Geological process by which material is added to a tectonic plate at a subduction zone

Oceanic-continental convergence and creation of accretionary wedge

Stages of accretion through time with accretionary wedge and volcanic island arc

In geology, accretion is a process by which material is added to a tectonic plate at a subduction zone, frequently on the edge of existing continental landmasses. The added material may be sediment, volcanic arcs, seamounts, oceanic crust or other igneous features.

==Description==
Accretion involves the addition of material to a tectonic plate via subduction, the process by which one plate is forced under the other when two plates collide. The plate which is being forced down, the subducted plate, is pushed against the upper, over-riding plate. Sediment on the ocean floor of the subducting plate is often scraped off as the plate descends. This accumulated material is called an accretionary wedge (or accretionary prism), which is pushed against and attaches to the upper plate. In addition to accumulated ocean sediments, volcanic island arcs or seamounts present on the subducting plate may be amalgamated onto existing continental crust on the upper plate, increasing the continental landmass.

==Continent building==
Continental crust differs significantly from oceanic crust. Oceanic crust is primarily composed of basaltic rocks, which have a higher density than the rocks making up the majority of continental crust. Island arcs and other volcanic rocks are also lower in density than the oceanic crust, and are therefore not easily subducted along with the oceanic crust that surrounds them.

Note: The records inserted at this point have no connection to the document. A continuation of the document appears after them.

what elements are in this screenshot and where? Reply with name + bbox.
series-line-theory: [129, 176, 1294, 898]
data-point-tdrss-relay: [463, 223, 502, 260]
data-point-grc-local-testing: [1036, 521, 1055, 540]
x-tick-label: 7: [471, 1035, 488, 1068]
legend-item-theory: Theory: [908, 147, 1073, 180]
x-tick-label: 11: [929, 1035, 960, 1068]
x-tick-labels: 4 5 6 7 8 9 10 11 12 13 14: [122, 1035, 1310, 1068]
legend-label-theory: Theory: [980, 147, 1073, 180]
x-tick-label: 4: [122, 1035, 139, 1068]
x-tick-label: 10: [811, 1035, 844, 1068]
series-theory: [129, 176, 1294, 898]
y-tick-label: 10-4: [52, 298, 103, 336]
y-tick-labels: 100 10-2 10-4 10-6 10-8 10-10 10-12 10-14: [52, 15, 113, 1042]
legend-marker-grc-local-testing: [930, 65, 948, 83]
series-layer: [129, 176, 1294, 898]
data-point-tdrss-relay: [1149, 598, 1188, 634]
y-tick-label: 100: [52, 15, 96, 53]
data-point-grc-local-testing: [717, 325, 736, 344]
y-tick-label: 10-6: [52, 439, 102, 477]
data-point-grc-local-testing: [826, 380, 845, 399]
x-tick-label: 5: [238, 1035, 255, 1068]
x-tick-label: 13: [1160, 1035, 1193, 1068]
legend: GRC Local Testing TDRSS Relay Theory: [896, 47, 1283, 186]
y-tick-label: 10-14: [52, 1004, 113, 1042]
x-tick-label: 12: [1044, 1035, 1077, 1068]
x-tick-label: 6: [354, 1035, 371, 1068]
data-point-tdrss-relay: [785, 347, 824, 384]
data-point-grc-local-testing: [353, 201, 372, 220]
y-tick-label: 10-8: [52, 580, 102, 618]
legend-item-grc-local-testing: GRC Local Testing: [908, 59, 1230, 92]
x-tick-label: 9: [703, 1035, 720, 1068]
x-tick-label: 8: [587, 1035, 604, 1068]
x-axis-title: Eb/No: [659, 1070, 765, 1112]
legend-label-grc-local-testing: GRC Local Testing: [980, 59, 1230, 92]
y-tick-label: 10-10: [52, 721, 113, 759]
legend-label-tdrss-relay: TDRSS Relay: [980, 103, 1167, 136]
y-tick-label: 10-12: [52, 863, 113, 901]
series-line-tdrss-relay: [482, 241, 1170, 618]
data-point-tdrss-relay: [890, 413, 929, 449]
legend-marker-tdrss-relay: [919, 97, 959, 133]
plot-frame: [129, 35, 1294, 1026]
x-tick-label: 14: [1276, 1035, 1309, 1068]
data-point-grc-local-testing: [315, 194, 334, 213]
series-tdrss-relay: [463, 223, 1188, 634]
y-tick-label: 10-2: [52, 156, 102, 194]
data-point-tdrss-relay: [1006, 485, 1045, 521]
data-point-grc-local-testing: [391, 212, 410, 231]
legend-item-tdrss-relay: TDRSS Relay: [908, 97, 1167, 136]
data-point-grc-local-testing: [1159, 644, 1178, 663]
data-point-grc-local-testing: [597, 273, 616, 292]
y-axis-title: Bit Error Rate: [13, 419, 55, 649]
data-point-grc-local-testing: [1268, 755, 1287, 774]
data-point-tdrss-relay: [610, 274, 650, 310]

Instead, these less-dense bits of crust will collide with existing continental crust on the upper plate once the oceanic crust separating them is completely subducted. Most continents are composed of multiple accreted "terranes", pieces of low-density continental crust with different origins. For example, North America is made up of multiple accreted terranes that collided with the Laurentian proto-continent, such as the Proterozoic Yavapai, Mazatzal, and Grenville Province Terranes. Accreted terranes along modern subduction plate boundaries include the Nankai accretionary complex of Japan (subduction of the Philippine Plate beneath the Eurasian Plate), the Barbados Ridge in the Caribbean (subduction of the Caribbean Plate beneath the North American Plate), and the Mediterranean Ridge (subduction of the African Plate beneath the Eurasian Plate). These examples of accreted terranes also all include accretionary wedges.